Cabe à candidatura petista mostrar que é capaz de fazê-lo, preservando as
conquistas que apresentou ao longo do primeiro turno como seus principais
trunfos políticos. Além disso, a quantidade expressiva de votos nulos e
brancos, somada a um alto índice de abstenção, deixa claro um outro tipo de
descontentamento, não apenas com este governo, mas com o debate político tal
como posto hoje, polarizado e pouco criativo. Conquistar parte deste eleitorado
é tarefa ainda mais difícil.
Por outro lado, se Aécio Neves
tem, a favor dele, o consenso narrativo forjado ao longo dos últimos anos,
segundo o qual o PT é a matriz de todos os males, ainda não deixou claro quais são suas propostas
e suas soluções para os problemas que acusa no governo petista. Com sua dupla
derrota em Minas Gerais, fica mais difícil simplesmente dizer que pretende fazer pelo Brasil o que fez pelo seu estado depois de ter sido rejeitado pela maioria dos mineiros.

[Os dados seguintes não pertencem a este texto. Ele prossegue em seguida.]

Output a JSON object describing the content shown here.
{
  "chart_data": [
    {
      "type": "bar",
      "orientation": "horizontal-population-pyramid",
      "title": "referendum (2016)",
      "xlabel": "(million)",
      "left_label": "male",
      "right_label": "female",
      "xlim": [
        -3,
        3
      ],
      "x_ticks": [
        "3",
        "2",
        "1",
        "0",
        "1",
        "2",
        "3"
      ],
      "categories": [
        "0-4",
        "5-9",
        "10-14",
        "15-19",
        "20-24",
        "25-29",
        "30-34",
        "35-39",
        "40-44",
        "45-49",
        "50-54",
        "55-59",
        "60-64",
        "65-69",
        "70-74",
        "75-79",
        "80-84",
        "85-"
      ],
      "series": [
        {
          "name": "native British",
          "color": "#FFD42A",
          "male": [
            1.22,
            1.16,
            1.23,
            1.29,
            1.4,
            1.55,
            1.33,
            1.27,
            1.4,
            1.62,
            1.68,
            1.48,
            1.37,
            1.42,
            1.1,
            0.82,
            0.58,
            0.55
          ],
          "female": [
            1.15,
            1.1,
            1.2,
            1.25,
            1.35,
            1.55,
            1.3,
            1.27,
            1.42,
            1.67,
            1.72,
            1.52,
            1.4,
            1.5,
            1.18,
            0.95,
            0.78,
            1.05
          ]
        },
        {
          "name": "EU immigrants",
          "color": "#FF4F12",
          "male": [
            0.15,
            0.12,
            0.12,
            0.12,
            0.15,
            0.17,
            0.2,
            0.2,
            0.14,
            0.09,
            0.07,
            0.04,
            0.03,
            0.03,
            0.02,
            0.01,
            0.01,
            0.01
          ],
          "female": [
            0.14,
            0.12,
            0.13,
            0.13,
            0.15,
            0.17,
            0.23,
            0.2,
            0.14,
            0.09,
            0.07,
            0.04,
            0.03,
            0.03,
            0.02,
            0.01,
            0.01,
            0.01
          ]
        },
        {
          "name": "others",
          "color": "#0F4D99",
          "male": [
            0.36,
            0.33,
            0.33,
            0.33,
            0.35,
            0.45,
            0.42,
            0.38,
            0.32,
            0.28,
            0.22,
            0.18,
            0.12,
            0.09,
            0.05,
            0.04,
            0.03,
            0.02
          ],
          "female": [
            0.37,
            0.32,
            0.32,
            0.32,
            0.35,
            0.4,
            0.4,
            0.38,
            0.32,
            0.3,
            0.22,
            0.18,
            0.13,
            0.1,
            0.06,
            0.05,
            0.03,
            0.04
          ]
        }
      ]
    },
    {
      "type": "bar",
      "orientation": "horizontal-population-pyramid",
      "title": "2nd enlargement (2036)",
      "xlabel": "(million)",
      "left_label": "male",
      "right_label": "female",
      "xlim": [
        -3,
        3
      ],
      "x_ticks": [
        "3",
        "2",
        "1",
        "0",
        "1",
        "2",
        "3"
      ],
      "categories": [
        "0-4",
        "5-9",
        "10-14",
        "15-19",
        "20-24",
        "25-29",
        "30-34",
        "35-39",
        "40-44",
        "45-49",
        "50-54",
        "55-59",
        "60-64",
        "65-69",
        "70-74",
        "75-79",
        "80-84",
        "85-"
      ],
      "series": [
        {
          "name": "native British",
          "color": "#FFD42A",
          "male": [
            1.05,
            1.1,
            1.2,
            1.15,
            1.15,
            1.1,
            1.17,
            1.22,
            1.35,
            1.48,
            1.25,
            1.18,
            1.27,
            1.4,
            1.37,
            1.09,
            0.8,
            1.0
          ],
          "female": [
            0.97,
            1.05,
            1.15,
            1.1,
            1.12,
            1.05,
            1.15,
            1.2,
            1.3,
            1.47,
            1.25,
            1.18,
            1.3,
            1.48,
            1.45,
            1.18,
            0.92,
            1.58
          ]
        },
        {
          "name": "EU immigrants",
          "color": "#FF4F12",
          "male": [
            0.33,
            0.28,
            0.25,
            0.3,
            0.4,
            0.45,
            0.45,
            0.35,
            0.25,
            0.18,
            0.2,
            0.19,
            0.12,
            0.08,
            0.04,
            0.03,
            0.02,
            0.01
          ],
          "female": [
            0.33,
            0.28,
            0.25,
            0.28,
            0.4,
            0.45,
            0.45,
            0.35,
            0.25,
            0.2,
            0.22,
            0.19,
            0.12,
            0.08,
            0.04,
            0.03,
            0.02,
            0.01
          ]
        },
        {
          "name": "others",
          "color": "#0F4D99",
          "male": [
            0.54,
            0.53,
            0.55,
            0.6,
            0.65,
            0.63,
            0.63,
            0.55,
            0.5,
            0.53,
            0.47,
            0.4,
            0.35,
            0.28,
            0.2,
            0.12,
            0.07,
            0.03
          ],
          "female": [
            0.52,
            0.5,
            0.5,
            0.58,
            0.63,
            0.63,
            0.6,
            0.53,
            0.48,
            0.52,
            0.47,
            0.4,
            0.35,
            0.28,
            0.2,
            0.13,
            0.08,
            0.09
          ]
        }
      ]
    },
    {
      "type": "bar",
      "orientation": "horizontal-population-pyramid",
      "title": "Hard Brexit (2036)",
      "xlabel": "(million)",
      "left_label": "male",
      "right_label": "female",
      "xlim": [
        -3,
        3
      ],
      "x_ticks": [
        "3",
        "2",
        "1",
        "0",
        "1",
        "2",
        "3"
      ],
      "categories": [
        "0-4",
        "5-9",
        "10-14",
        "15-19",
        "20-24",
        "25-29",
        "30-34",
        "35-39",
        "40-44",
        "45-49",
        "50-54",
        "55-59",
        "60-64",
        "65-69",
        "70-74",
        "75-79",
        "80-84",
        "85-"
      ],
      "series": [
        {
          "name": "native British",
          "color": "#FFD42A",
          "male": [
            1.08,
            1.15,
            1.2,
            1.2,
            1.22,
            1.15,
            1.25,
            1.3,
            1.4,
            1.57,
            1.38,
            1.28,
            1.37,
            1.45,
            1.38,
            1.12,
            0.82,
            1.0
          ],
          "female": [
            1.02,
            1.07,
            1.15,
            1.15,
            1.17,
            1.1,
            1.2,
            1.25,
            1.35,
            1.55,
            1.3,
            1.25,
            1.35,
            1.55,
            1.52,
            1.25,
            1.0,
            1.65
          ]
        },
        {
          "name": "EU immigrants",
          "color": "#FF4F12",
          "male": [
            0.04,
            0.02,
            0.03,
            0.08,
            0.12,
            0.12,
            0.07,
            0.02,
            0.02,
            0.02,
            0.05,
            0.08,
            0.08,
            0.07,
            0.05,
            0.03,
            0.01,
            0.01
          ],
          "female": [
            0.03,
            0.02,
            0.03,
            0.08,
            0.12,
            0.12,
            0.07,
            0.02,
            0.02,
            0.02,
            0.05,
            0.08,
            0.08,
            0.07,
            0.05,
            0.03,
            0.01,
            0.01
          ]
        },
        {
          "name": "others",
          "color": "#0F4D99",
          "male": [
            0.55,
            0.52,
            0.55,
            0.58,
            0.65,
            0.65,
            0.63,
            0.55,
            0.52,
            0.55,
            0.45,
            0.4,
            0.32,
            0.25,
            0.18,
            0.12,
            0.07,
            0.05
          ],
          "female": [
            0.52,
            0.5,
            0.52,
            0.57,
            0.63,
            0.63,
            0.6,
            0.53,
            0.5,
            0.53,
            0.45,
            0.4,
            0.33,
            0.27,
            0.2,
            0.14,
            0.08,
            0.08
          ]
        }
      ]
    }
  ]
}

Sua campanha,
fundamentalmente, se alimentou do e repercutiu o ódio contra o PT, e seus
eleitores parecem mais odiar o governo petista que, necessariamente, aprová-lo –
e a onda de violência contra os votos de nordestinos e pobres nas redes sociais,
desqualificando-os, são um indicativo disso. E num ambiente político de paixões exacerbadas e onde,
historicamente, poucos são os eleitores que escolhem candidatos baseados em
propostas e programas, há o risco que a polarização partidária reverbere em
outra, ainda mais nociva à democracia: a que opõem o medo ao ódio.